You’re happy. You are sitting on a park bench. Your child is playing nicely with a friend. The sky is clear, and there is a lovely breeze. You’re drinking a good cup of coffee and enjoying a real conversation with your friend, the mother of the other child. Freeze it in your mind. Take in all the pleasant things that are going on in the moment and truly acknowledge it. How often do we take these nice moments for granted and let the aggravating little moments eat at us? If you allow yourself to enjoy the positive moments, the negative moments won’t have as much of an impact.
Think of a wedding, a great party or a night out with your buddies. How often you stop and really take it all in? Use all your senses and lock those moments into your memory as they are happening!!!
You’re sad. Yep. Even when you’re sad, this is a good practice. Feel your tears. Think clearly about what is making you sad, before you try to cure it or make it better. Allow yourself to be sad in the moment, but be aware, if you are not able to lift that sadness after a time you feel is reasonable. Again, it is being aware of the physical effects of an emotion, so you can deal with them, not allow them to overtake you.

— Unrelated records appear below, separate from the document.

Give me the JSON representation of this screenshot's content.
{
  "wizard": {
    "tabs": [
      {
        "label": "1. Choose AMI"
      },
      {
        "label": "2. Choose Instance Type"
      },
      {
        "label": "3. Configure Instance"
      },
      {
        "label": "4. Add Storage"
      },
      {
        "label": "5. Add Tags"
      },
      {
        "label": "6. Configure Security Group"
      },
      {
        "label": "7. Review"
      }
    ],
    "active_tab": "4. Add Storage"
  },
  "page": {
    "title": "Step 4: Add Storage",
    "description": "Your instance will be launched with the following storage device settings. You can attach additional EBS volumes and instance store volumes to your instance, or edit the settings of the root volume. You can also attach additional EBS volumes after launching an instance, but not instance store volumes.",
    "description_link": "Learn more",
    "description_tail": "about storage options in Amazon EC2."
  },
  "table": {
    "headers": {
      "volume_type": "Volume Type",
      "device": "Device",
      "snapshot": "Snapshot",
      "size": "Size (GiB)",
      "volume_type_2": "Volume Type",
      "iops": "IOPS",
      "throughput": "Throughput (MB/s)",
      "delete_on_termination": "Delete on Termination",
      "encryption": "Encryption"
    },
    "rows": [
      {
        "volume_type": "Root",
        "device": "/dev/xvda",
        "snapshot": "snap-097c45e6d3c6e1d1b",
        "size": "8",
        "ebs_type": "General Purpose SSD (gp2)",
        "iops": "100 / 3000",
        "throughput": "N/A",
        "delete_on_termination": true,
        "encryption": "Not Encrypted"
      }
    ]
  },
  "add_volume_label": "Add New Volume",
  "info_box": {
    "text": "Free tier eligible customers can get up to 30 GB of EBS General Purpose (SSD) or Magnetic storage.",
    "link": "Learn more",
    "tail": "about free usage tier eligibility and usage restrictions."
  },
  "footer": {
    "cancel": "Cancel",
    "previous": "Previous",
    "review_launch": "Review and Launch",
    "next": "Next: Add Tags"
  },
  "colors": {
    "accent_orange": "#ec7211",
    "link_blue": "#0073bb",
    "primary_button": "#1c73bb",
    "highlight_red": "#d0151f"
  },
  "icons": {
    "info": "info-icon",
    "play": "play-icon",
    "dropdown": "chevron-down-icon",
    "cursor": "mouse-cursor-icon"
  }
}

Mindfulness is particularly helpful, when you are grieving. It is okay to feel the grief – to allow yourself to cry and remember and mourn. Many of us try to brush those feelings away, but it is important to allow ourselves to honor our lost loved one. If you don’t grieve, when a loss occurs, you will carry the negative parts with you for a very long time.
Hold on a second! This all sounds so simple. I know. It’s not. It takes practice. It takes turning on your brain at times when it is often off! But it’s worth it. And it gets easier – and oh so worth it.